Corey visibly deflated, probably knowing he couldn’t argue it. I had no debts to pay in this situation, and no amount of tugging on my heartstrings was going to change that.
Pushing the stool back so I could slip past him, I said what I hoped would be the last thing I’d ever say to either
of them. “If you guys don’t want to live with your regrets, don’t do things that cause them in the first place.”
And with that, I left, wishing this shit day would just end already.
Chapter Twenty-Two
Colton
I woke up anxious and frustrated, knowing I had to get out of my apartment.
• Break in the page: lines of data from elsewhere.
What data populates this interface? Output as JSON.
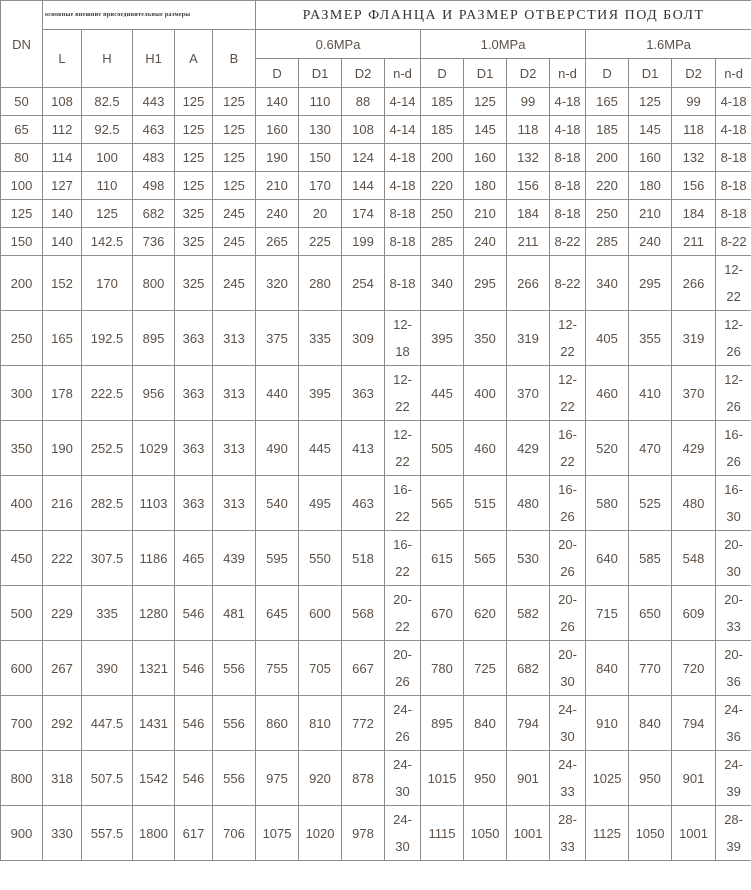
{
  "header": {
    "dn": "DN",
    "dims_title": "основные внешние присоединительные размеры",
    "flange_title": "РАЗМЕР ФЛАНЦА И РАЗМЕР ОТВЕРСТИЯ ПОД БОЛТ",
    "dims_cols": [
      "L",
      "H",
      "H1",
      "A",
      "B"
    ],
    "pressures": [
      "0.6MPa",
      "1.0MPa",
      "1.6MPa"
    ],
    "flange_cols": [
      "D",
      "D1",
      "D2",
      "n-d"
    ]
  },
  "rows": [
    [
      "50",
      "108",
      "82.5",
      "443",
      "125",
      "125",
      "140",
      "110",
      "88",
      "4-14",
      "185",
      "125",
      "99",
      "4-18",
      "165",
      "125",
      "99",
      "4-18"
    ],
    [
      "65",
      "112",
      "92.5",
      "463",
      "125",
      "125",
      "160",
      "130",
      "108",
      "4-14",
      "185",
      "145",
      "118",
      "4-18",
      "185",
      "145",
      "118",
      "4-18"
    ],
    [
      "80",
      "114",
      "100",
      "483",
      "125",
      "125",
      "190",
      "150",
      "124",
      "4-18",
      "200",
      "160",
      "132",
      "8-18",
      "200",
      "160",
      "132",
      "8-18"
    ],
    [
      "100",
      "127",
      "110",
      "498",
      "125",
      "125",
      "210",
      "170",
      "144",
      "4-18",
      "220",
      "180",
      "156",
      "8-18",
      "220",
      "180",
      "156",
      "8-18"
    ],
    [
      "125",
      "140",
      "125",
      "682",
      "325",
      "245",
      "240",
      "20",
      "174",
      "8-18",
      "250",
      "210",
      "184",
      "8-18",
      "250",
      "210",
      "184",
      "8-18"
    ],
    [
      "150",
      "140",
      "142.5",
      "736",
      "325",
      "245",
      "265",
      "225",
      "199",
      "8-18",
      "285",
      "240",
      "211",
      "8-22",
      "285",
      "240",
      "211",
      "8-22"
    ],
    [
      "200",
      "152",
      "170",
      "800",
      "325",
      "245",
      "320",
      "280",
      "254",
      "8-18",
      "340",
      "295",
      "266",
      "8-22",
      "340",
      "295",
      "266",
      "12-22"
    ],
    [
      "250",
      "165",
      "192.5",
      "895",
      "363",
      "313",
      "375",
      "335",
      "309",
      "12-18",
      "395",
      "350",
      "319",
      "12-22",
      "405",
      "355",
      "319",
      "12-26"
    ],
    [
      "300",
      "178",
      "222.5",
      "956",
      "363",
      "313",
      "440",
      "395",
      "363",
      "12-22",
      "445",
      "400",
      "370",
      "12-22",
      "460",
      "410",
      "370",
      "12-26"
    ],
    [
      "350",
      "190",
      "252.5",
      "1029",
      "363",
      "313",
      "490",
      "445",
      "413",
      "12-22",
      "505",
      "460",
      "429",
      "16-22",
      "520",
      "470",
      "429",
      "16-26"
    ],
    [
      "400",
      "216",
      "282.5",
      "1103",
      "363",
      "313",
      "540",
      "495",
      "463",
      "16-22",
      "565",
      "515",
      "480",
      "16-26",
      "580",
      "525",
      "480",
      "16-30"
    ],
    [
      "450",
      "222",
      "307.5",
      "1186",
      "465",
      "439",
      "595",
      "550",
      "518",
      "16-22",
      "615",
      "565",
      "530",
      "20-26",
      "640",
      "585",
      "548",
      "20-30"
    ],
    [
      "500",
      "229",
      "335",
      "1280",
      "546",
      "481",
      "645",
      "600",
      "568",
      "20-22",
      "670",
      "620",
      "582",
      "20-26",
      "715",
      "650",
      "609",
      "20-33"
    ],
    [
      "600",
      "267",
      "390",
      "1321",
      "546",
      "556",
      "755",
      "705",
      "667",
      "20-26",
      "780",
      "725",
      "682",
      "20-30",
      "840",
      "770",
      "720",
      "20-36"
    ],
    [
      "700",
      "292",
      "447.5",
      "1431",
      "546",
      "556",
      "860",
      "810",
      "772",
      "24-26",
      "895",
      "840",
      "794",
      "24-30",
      "910",
      "840",
      "794",
      "24-36"
    ],
    [
      "800",
      "318",
      "507.5",
      "1542",
      "546",
      "556",
      "975",
      "920",
      "878",
      "24-30",
      "1015",
      "950",
      "901",
      "24-33",
      "1025",
      "950",
      "901",
      "24-39"
    ],
    [
      "900",
      "330",
      "557.5",
      "1800",
      "617",
      "706",
      "1075",
      "1020",
      "978",
      "24-30",
      "1115",
      "1050",
      "1001",
      "28-33",
      "1125",
      "1050",
      "1001",
      "28-39"
    ]
  ]
}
With no real destination in mind, I got in my car and drove. But I wasn’t surprised when I pulled up to my dad’s house. As I walked in, I felt the constant thrum of anxiety calm a bit. He was my rock, my anchor. And while the negative feelings swirling around my body didn’t disappear, they became manageable in my childhood home.
I heard dishes clattering in the kitchen, so I made my way in that direction. My dad must have heard my footfalls, because he was staring at the doorway when I stepped into it. “Morning,” he said. “Hungry?”
I wasn’t, but I wanted the normalcy that came from him cooking for me in this kitchen. “Yeah. Starved.”
He gestured to a stool across the island from where he stood. “Have a seat.” He pulled more eggs out of the fridge and set about making me an omelet. A mug of coffee appeared in front of me a minute later.
“Thanks,” I said quietly before taking a sip. I hadn’t talked to my dad since he’d read me the riot act about lying to Zara, but there was none of the awkwardness I expected.
He plated my eggs and slid them in front of me before tossing me a fork.
“Mom would’ve yelled at you for throwing utensils in her kitchen.”
That made him laugh. “Yeah, she would’ve. There are a lot of things she would’ve yelled at me about.”
A lump formed in my throat, and I took a big bite of eggs to try to force it down.
“Do you miss it?” I asked, my voice quiet as I looked down at my food.
“Her yelling at me?” he asked with a smile.
It was maybe a weird question to ask, a weird thing to want to know, but it suddenly felt incredibly important to me that I get an answer to it.